Indian real estate startup CommonFloor has made its first major move since raising $7.5 million investment from Accel and Tiger Global in July: it is hiring air-conditioned hatchbacks, sedans and luxury cars to ferry affluent, lethargic Indians to/from unconstructed properties. In a sense, it is bringing the mountain to Moses.
The high-end and commercial real estate website currently lists about 60,000 developments, containing about five million homes, and announced its new ‘site visit’ option would ferry customers to and from properties in the air-conditioned comfort of a sedan or hatchback. CommonFloor co-founder and CEO Sumit Jain said high-net worth customers will get the sweetest ride, being chauffeured in Mercedes and BMW vehicles (champagne optional). While this does increase the burn rate, the good will generated is clearly priceless.
“We have a wide range of properties from high-luxury to quite affordable, and they each attract different sets of buyers,” Jain said. “Someone already using a Mercedes or BMW will not want to travel in a mid-class segment car so, depending on the budget, we arrange for vehicle and convenience.”
In the initial stages, the company will pay the expense for renting the cars, available in Bangalore, Hyderabad, Pune, and Delhi, but eventually Jain said they will charge the property sellers for delivering these high-value leads. There are no plans to hire flower bearers to scatter rose petals at the feed of visiting nouveau riche as they tour the estates.
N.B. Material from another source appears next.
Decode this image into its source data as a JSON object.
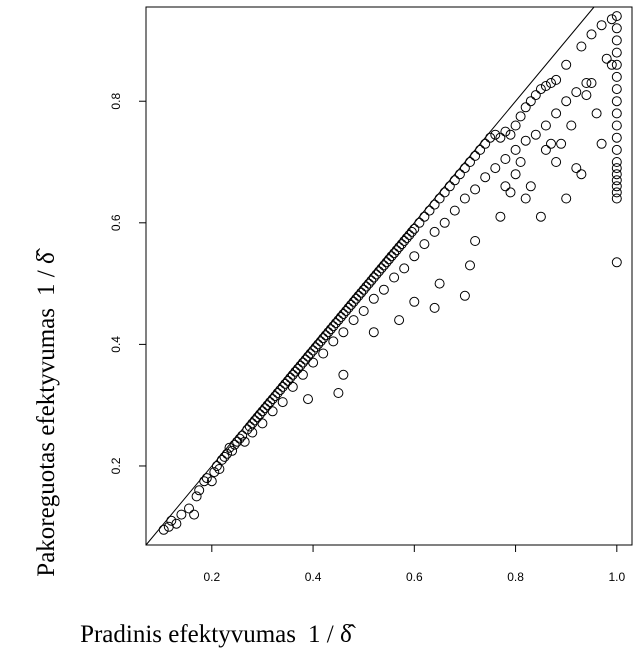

Indians have plenty of reasons not to want to venture outside of their homes. In many cases it’s impossible to navigate a particular neighbourhood without already knowing where you’re supposed to be (Google Maps is only useful if you’re chasing geese). The intense climate, which recently breached 100 degrees in Delhi; the crumbling infrastructure; and chaotic traffic also make travelling between from A to B a serious ordeal — especially if you’re sitting in a lawnmower-engine powered, three-wheeler rick travelling at 10 miles an hour. Most important, however, is that the average affluent-Indian’s largesse doesn’t include venturing outside of their comfort zone. They are in many ways an immovable object.
Jain said the taxi service is closing the loop between seller and buyer.
“There’s a huge information gap in this country, in terms of not finding the right information. It works in three phases. The first problem is the normal problem people face finding buyers and sellers on their platform, but once you get enough how do you get them to transact, and how does the transaction happen?”
“We’re taking buyers closer to property and not limiting ourselves to only show it on the website. We’re closing in on closing the last-mile connectivity.”